AAR: FPF Training’s Minuteman Rifle Course, Oct 12

I completed my fourth Minuteman Rifle Course with John Murphy this past weekend, and I can report that the experience remains top-notch. The location is new, but there were no other material changes, except of course a slight price hike.

I used the Smith &Wesson M&P-15T with the Aimpoint H-1 Micro, and a variety of ammo– IDF surplus, some green-tip, some old Federal XM193 and some Mexican Aguila that I just bought, all fed from some basic C-Products magazines. No big problems. That Aimpoint is a damn good piece of gear. One of the other students used an FN SCAR (which seemed to malfunction a lot), but otherwise all of the others used various ARs; one, the husband of a couple whom I had met a previous Murphy-fest, used a 6.8mm AR. He shot very well, by the way, and so did she.

John elected to move the rifle classes to a new range just across the line in West Virginia (the pistol courses still go near Culpeper), which is a bit larger and offers some more possibilities, as well as some spectacular mountain scenery. The base range is 100 yards, but clever use of terrain expands it to near 300. We shot mostly at 50, but reached out to 150 to shoot some steel targets at the end of the second day. Steel is always fun to shoot– instant feedback, and a satisfying way to end a course.

The course followed the tried and true Murphy formula: we began Day One with the safety lecture, then some discussion of what the zero is, illustrated nicely by this video. Next was zeroing (to include the get-stuck-in-your-head “If You’re Happy With Your Zero, Clap Your Hands” song), and then we progressed to shooting strings from the 50 and 25 at six-inch bulls-eyes to practice the basic positions.

Day Two saw zero confirmation, more drills with magazine changes, lateral movement, turning and shooting, shooting while advancing, and finally a little test, a sort of a qualification. Total round count was about 550-600– enough to test your gear and force you to work at ammo management, without breaking the bank. Another enduring feature was the running John Murphy sound and light show, that volatile mix of gross insult, teaching points, sarcasm and solid instruction that keeps us coming back.
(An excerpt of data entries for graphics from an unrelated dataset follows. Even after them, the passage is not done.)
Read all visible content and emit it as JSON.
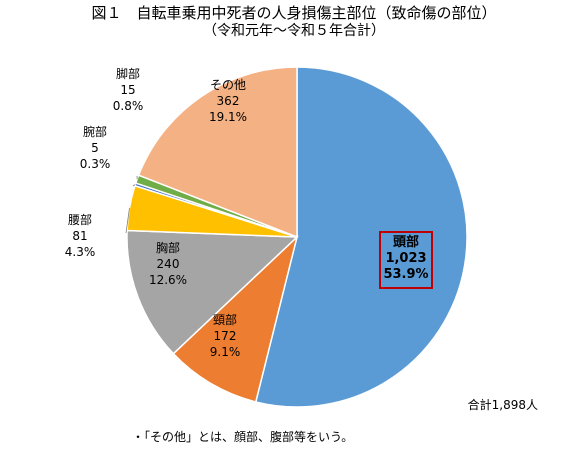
{
  "title": "図１　自転車乗用中死者の人身損傷主部位（致命傷の部位）",
  "subtitle": "（令和元年～令和５年合計）",
  "total_label": "合計1,898人",
  "note": "・「その他」とは、顔部、腹部等をいう。",
  "chart_data": {
    "type": "pie",
    "total": 1898,
    "slices": [
      {
        "name": "頭部",
        "value": 1023,
        "value_label": "1,023",
        "pct": "53.9%",
        "color": "#5B9BD5",
        "highlight": true
      },
      {
        "name": "頸部",
        "value": 172,
        "value_label": "172",
        "pct": "9.1%",
        "color": "#ED7D31"
      },
      {
        "name": "胸部",
        "value": 240,
        "value_label": "240",
        "pct": "12.6%",
        "color": "#A5A5A5"
      },
      {
        "name": "腰部",
        "value": 81,
        "value_label": "81",
        "pct": "4.3%",
        "color": "#FFC000"
      },
      {
        "name": "腕部",
        "value": 5,
        "value_label": "5",
        "pct": "0.3%",
        "color": "#4472C4"
      },
      {
        "name": "脚部",
        "value": 15,
        "value_label": "15",
        "pct": "0.8%",
        "color": "#70AD47"
      },
      {
        "name": "その他",
        "value": 362,
        "value_label": "362",
        "pct": "19.1%",
        "color": "#F4B183"
      }
    ],
    "highlight_color": "#C00000"
  }
}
The course wouldn’t be the same without it.

If I could, I’d take a Murphy course once every thee or four months, alternating handgun and rifle. Until I can, I’ll be happy to do it once or twice a year. I reiterate– FPF Training is Gunsite-quality instruction at a fraction of the price. For those in Northern Virginia, it’s an unbeatable deal. HIGHLY RECOMMENDED; take advantage of it!